Klar: Wenn der Markt schrumpft, überlebt nur, wer am effizientesten operiert. Also wird jeder, der kann, in effiziente Hardware investieren.

Sullivan blickt dem Halving sogar mit einer etwas geierhaften Vorfreude entgegen: Das Unternehmen ist so aufgestellt, dass es ihm keine Existenzängste bereiten wird, setzt aber darauf, dass andere zermalmt werden. „Wir beobachten derzeit intensiv das gesamte Spektrum von Assets und Unternehmen, die mit einer marginalen Kostenstruktur operieren, sodass wir bereit sind, wenn sich uns eine Gelegenheit bietet.“ Core Scientific bereitet sich auf eine Rabattschlacht vor!

Sullivan setzt dabei auf eine doppelte Strategie für den Einsatz der Miner: „Wir nehmen unsere effizientesten Maschinen und stecken sie dorthin, wo wir die meisten Betriebsstunden bekommen. Dann nehmen wir unsere am wenigsten effizienten Maschinen und verteilen sie in Datencentern, in denen wir die Stromkosten selektiv nutzen können.“

Zur Überlebensstrategie des Minings gehört auch, die fixen Kosten – vor allem die Anschaffung der Geräte – mit den variablen Kosten – vor allem die Strompreise – auszutarieren. Bei teuren, aber effizienten Geräten ist die „Uptime“, also die Betriebszeit, am wichtigsten, um rasch die Anschaffungskosten einzuspielen, während es bei günstigen, aber weniger effizienten Geräten vor allem auf den Strompreis ankommt.

So könnte sich unter dem Druck des Halvings tatsächlich eine lange erwartete ökologische Anwendung des Minings materialisieren: nämlich dass die Miner überschüssigen Strom aus erneuerbaren Quellen dann abnehmen, wenn er zur Verfügung steht, und die Miner ansonsten ausschalten. Dies könnte funktionieren, wenn alte Hardware wegen des Halvings zu Spottpreisen verscherbelt wird.

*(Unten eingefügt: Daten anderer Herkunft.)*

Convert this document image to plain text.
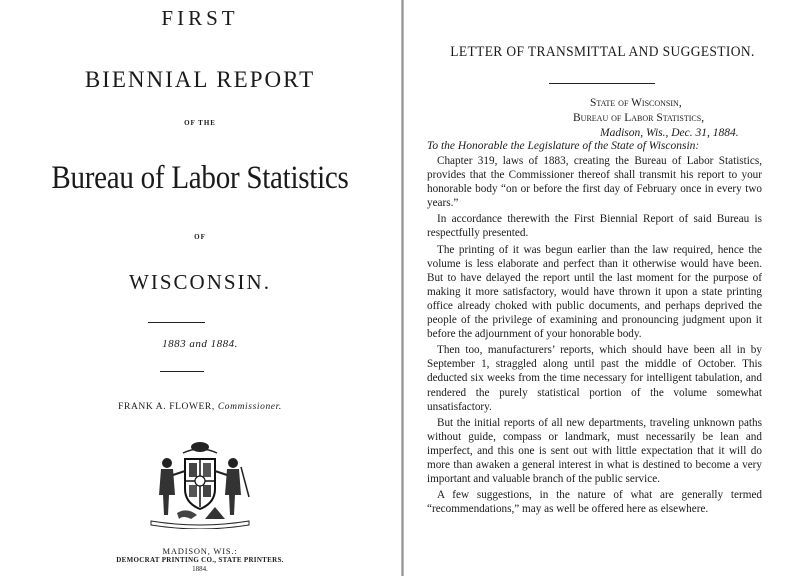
FIRST
BIENNIAL REPORT
OF THE
Bureau of Labor Statistics
OF
WISCONSIN.
1883 and 1884.
FRANK A. FLOWER, Commissioner.
MADISON, WIS.:
DEMOCRAT PRINTING CO., STATE PRINTERS.
1884.
LETTER OF TRANSMITTAL AND SUGGESTION.
State of Wisconsin,
Bureau of Labor Statistics,
Madison, Wis., Dec. 31, 1884.
To the Honorable the Legislature of the State of Wisconsin:

Chapter 319, laws of 1883, creating the Bureau of Labor Statistics, provides that the Commissioner thereof shall transmit his report to your honorable body “on or before the first day of February once in every two years.”

In accordance therewith the First Biennial Report of said Bureau is respectfully presented.

The printing of it was begun earlier than the law required, hence the volume is less elaborate and perfect than it otherwise would have been. But to have delayed the report until the last moment for the purpose of making it more satisfactory, would have thrown it upon a state printing office already choked with public documents, and perhaps deprived the people of the privilege of examining and pronouncing judgment upon it before the adjournment of your honorable body.

Then too, manufacturers’ reports, which should have been all in by September 1, straggled along until past the middle of October. This deducted six weeks from the time necessary for intelligent tabulation, and rendered the purely statistical portion of the volume somewhat unsatisfactory.

But the initial reports of all new departments, traveling unknown paths without guide, compass or landmark, must necessarily be lean and imperfect, and this one is sent out with little expectation that it will do more than awaken a general interest in what is destined to become a very important and valuable branch of the public service.

A few suggestions, in the nature of what are generally termed “recommendations,” may as well be offered here as elsewhere.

Erst das Wachstum, dann die Effizienz

Auch Marathon Digital, ein weiterer börsennotierter amerikanischer Miner, erwartet das Halving mit gefüllter Kampfkasse. „Wenn andere stolpern, ist Marathon mit seiner starken Bilanz in der Lage, Maschinen, Datencenter oder Unternehmen zu kaufen“, sagt Adam Swick, „Chief Growth Officer“ des Unternehmens.

Marathon Digital ist mit Bitcoin-Beständen von 1,2 Milliarden Dollar sowie fast 400 Millionen Dollar in Cash tatsächlich bestens aufgestellt. Auch für es ist das Halving vor allem die Chance, zu günstigen Preisen Hardware und „Sites“, also Miningfarmen, zu kaufen.

Dabei zeigt sich auch ein Phasenübergang in der Evolution eines Mining-Unternehmens: Wenn man wächst, sei es am einfachsten, die Mining-Geräte in anderen Datencentern hosten zu lassen, erklärt Swick. So bekommt man am schnellsten möglichst viele Asics ans Netz. Möchte man dagegen möglichst effizient arbeiten, sei es besser, die Datencenter selbst zu besitzen und so die Betriebskosten zu senken. Miner, die in der Lage sind, in diese zweite Phase überzuwechseln, haben nach dem Halving klar einen Vorteil.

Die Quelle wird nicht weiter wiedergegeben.